Back to our Bluebirds, make sure that the house is constructed properly for what you are hoping to have as tenants. There are a lot of do-it-yourselfers out there, just rearing to use a saw and some nails and a hammer and show off their building skills just to make the perfect home for some nasty starlings. My first birdhouse, to me, was a masterpiece a home for four different birds all rolled into one. As luck would have it, really good luck in my boat, there were a pair of House Wrens that promptly moved in, the first nesting record in Wilson County for this species according to the late William Senter. Have you ever seen a preacher dance? He did a jig right in my own backyard.
Different species of birds have their own wants and needs when it comes to rearing their babies. Inside dimensions are pretty important, but there is always a little wiggle room. The most important feature of nesting boxes is the hole diameter. If you are building for Bluebirds, 1 and 1/2 inches is perfect for them and will keep starlings at bay. I have actually watched a starling trying its best to squeeze into a Bluebird box. I wanted to sneak up from behind and give it a shove, with some hard object such as a baseball bat. Coach Woody Hunt would approve of my swing, I'm pretty sure. Go Cumberland!
Inside dimensions used to be 5 inches square, but now most people will build with a 4 by 4-inch, in which I have never heard any complaints from our Bluebird friends. Depth of the entrance to the floor is usually between 6 to 8 inches. On returning Bluebirds, the best thing to do is to remove the old nest so that the babies in the next brood will not get too close to the entrance, as the parent birds will add new nesting material over the old nest. Do not add a perch to the nesting box, as that will encourage House Sparrows to try and take over.
Anthony Gray stopped for a visit back a couple of Saturdays ago to check out what was feeding here at home. I showed Bubba a whole basket of nesting material that I had removed from House Sparrows that tried nesting here. When you evict them, remove all the junk and throw it somewhere that they can't just fly down and put it back in the box.

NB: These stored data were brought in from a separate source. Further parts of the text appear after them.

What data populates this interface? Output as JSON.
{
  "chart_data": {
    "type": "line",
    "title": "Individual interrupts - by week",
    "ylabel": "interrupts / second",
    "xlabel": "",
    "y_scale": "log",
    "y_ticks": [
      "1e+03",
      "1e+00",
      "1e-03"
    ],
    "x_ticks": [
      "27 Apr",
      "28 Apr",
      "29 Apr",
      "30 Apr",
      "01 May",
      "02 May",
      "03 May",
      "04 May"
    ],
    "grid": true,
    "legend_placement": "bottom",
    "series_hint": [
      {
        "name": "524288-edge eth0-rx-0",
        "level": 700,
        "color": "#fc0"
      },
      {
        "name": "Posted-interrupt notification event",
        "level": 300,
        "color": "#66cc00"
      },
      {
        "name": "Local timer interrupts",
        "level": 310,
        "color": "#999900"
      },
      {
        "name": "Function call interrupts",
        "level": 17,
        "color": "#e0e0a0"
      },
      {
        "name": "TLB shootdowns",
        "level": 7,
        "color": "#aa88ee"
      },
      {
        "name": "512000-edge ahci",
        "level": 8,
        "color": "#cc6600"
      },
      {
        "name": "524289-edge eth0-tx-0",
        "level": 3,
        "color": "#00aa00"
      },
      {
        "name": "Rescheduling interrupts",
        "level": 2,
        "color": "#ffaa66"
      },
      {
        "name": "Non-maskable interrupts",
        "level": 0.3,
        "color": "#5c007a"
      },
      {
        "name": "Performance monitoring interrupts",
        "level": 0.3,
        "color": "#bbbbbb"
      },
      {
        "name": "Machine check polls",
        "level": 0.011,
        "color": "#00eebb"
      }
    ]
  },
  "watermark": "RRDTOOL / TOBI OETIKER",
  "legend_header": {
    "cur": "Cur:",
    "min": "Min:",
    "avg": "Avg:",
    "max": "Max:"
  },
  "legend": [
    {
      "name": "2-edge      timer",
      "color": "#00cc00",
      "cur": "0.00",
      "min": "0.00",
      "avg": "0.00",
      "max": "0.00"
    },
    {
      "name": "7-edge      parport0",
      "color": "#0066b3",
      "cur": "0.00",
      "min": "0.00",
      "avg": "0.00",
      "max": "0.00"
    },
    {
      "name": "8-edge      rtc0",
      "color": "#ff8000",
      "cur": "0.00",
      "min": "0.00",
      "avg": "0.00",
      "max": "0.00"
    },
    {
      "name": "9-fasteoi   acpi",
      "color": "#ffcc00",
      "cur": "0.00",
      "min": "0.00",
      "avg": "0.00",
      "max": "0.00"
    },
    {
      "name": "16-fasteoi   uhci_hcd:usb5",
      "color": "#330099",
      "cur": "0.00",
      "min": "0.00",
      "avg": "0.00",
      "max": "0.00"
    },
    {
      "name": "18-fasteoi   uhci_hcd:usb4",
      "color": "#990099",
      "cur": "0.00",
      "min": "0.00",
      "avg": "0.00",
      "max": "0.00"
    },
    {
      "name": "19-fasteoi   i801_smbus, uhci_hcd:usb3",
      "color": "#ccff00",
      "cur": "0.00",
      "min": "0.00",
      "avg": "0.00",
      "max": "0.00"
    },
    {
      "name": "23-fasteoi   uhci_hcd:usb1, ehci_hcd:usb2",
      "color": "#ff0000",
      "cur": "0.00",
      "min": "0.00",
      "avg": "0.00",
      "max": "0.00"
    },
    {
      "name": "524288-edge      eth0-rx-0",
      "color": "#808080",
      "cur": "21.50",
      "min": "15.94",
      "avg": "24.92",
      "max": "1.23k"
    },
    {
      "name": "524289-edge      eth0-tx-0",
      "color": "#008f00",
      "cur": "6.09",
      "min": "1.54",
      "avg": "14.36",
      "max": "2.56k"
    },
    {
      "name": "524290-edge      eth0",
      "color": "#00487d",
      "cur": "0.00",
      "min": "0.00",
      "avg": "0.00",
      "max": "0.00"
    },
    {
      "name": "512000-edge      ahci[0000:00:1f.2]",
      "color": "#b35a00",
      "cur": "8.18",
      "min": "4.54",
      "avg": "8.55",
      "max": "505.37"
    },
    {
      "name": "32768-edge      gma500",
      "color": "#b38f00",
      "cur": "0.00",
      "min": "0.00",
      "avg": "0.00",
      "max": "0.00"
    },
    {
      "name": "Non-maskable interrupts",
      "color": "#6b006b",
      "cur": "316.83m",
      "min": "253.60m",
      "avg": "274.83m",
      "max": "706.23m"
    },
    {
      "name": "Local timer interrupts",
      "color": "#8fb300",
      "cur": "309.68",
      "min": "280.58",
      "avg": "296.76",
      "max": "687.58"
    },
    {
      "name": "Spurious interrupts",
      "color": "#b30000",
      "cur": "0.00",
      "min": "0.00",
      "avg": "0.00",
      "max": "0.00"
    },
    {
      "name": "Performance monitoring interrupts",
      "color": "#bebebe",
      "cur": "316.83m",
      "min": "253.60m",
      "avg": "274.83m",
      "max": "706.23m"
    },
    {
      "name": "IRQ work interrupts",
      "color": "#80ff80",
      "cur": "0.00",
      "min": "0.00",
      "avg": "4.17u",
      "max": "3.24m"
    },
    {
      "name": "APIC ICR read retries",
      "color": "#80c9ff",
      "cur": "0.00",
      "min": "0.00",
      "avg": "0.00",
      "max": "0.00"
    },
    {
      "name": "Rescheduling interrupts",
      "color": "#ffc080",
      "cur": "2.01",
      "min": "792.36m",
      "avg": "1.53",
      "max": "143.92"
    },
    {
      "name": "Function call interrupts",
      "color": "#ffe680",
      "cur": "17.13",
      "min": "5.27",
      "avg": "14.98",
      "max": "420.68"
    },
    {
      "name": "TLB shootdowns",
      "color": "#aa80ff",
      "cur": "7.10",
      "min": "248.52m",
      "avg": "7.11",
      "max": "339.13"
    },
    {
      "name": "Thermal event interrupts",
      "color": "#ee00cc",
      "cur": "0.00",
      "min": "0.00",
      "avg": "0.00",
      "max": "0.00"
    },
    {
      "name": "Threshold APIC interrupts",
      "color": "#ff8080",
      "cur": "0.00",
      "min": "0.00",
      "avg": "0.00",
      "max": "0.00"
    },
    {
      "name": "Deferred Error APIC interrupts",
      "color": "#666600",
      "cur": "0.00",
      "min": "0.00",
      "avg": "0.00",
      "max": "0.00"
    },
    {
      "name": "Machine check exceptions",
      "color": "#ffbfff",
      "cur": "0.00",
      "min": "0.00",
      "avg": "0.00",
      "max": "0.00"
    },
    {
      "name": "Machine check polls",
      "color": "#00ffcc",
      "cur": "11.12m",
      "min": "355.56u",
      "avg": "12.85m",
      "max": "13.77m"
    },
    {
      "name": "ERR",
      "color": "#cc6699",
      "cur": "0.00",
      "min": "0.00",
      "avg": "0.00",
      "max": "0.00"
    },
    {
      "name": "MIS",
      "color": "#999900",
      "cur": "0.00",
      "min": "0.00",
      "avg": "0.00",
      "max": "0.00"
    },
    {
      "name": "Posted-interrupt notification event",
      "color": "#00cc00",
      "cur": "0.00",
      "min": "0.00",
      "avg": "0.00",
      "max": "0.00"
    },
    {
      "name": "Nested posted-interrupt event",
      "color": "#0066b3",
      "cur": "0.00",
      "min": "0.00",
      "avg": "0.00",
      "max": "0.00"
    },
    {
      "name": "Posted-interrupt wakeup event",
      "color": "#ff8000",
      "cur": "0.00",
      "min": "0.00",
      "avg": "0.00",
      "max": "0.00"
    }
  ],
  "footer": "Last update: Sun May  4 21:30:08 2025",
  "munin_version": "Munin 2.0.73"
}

I would like to thank my good friend Ken Morgan for the donation of four Bluebird boxes and an Owl nesting box that will find its way out to the Cedars of Lebanon State Park. Included is a picture of the nesting box, with my little friend from next door, Aleia Fish. The bird house looks great on its own, but her pretty smile adds to the scene. It’s good to get children involved in some of the things that I love, so hopefully that won't die off when I'm gone.